For our country to survive this possible impending financial storm, the key is in making sure that the Singaporean employee remains employable, competitive, affordable, and something that is rarely mentioned, happy. It’s a complicated and difficult equation that, honestly, is almost impossible to solve. And in our relentless push for employability, competitiveness and affordability, our happiness has been sacrificed by many cutthroat companies.
In the past, Singapore’s welcoming business environment was the cornerstone of our success. Companies and investors poured their money and time into our country, creating a lot of jobs for the labour market. For a long time, Singaporeans were happy, which contributed to our meteoric rise. However, our progress has slowed down due to a wide variety of factors and, in the process, our neighbouring countries are catching up quickly.
With all these information, it’s quite clear how Singapore deflation negatively affects not just the stock markets but everyday life in our country. Companies, both listed and non-listed, will start experiencing problems, which will cause panic in the markets. From then on, it’s only a matter of time before your charts resemble the outline of the Himalayan mountain range.
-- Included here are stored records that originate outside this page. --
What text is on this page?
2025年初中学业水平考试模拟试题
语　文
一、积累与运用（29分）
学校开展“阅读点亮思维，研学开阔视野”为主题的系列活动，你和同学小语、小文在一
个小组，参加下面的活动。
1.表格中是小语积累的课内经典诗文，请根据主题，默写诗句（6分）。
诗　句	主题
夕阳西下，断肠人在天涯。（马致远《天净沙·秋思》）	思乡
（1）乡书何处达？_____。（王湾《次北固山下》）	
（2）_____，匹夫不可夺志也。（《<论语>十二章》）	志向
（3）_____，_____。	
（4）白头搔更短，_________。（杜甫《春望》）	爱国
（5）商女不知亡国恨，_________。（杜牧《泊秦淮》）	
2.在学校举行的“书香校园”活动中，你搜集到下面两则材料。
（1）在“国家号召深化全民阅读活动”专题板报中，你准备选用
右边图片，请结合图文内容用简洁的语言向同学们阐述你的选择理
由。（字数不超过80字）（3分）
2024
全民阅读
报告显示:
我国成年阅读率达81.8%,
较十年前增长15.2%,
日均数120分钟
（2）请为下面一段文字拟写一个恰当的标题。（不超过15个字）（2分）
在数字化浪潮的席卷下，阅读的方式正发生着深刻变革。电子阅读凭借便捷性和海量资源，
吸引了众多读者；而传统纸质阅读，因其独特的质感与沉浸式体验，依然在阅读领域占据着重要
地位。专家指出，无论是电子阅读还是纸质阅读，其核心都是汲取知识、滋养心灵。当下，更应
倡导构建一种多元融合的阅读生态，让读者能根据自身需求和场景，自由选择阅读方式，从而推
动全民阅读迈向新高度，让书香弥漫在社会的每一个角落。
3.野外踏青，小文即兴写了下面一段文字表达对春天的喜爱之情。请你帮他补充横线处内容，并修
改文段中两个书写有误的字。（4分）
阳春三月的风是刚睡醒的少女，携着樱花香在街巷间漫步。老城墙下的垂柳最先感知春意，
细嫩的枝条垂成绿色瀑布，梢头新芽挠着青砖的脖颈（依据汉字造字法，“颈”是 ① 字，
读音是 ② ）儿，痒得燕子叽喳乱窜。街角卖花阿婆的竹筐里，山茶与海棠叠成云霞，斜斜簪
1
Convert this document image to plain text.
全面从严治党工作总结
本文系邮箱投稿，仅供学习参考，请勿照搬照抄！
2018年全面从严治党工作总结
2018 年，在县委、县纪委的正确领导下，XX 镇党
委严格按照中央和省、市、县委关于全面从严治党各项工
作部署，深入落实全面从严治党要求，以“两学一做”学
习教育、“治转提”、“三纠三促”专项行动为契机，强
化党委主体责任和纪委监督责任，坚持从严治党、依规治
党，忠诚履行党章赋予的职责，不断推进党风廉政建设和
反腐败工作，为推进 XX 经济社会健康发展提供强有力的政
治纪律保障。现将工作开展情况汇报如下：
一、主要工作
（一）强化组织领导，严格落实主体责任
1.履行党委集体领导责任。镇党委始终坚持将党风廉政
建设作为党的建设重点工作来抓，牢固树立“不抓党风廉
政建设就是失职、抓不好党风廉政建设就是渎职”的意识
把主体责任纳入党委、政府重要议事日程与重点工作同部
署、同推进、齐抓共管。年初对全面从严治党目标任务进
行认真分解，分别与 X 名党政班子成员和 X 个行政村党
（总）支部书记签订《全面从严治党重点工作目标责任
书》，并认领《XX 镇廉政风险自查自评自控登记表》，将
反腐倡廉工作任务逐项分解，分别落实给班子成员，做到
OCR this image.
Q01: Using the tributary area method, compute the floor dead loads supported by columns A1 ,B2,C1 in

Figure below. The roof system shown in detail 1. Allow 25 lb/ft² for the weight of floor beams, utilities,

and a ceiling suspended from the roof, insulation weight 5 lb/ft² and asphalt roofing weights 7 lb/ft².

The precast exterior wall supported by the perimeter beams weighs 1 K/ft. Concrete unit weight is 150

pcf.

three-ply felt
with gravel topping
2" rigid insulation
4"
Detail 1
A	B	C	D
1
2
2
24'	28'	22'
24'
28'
Is there anything that you can do if the deflationary trap gets its claws on the stock market?
If the case of Japan is anything to go by, the only thing you can do is to, well, pray.
When it comes to jobs, Singapore’s labour market, which is already experiencing heated competition from competitive neighbouring economics, cannot possibly withstand the body blows of deflation. Once again, when Japan was sucked into the deflation vortex, wages stagnated. To put things into perspective, real salaries in Japan fell 13 percent and economic output descended to levels that were last seen in the 80s.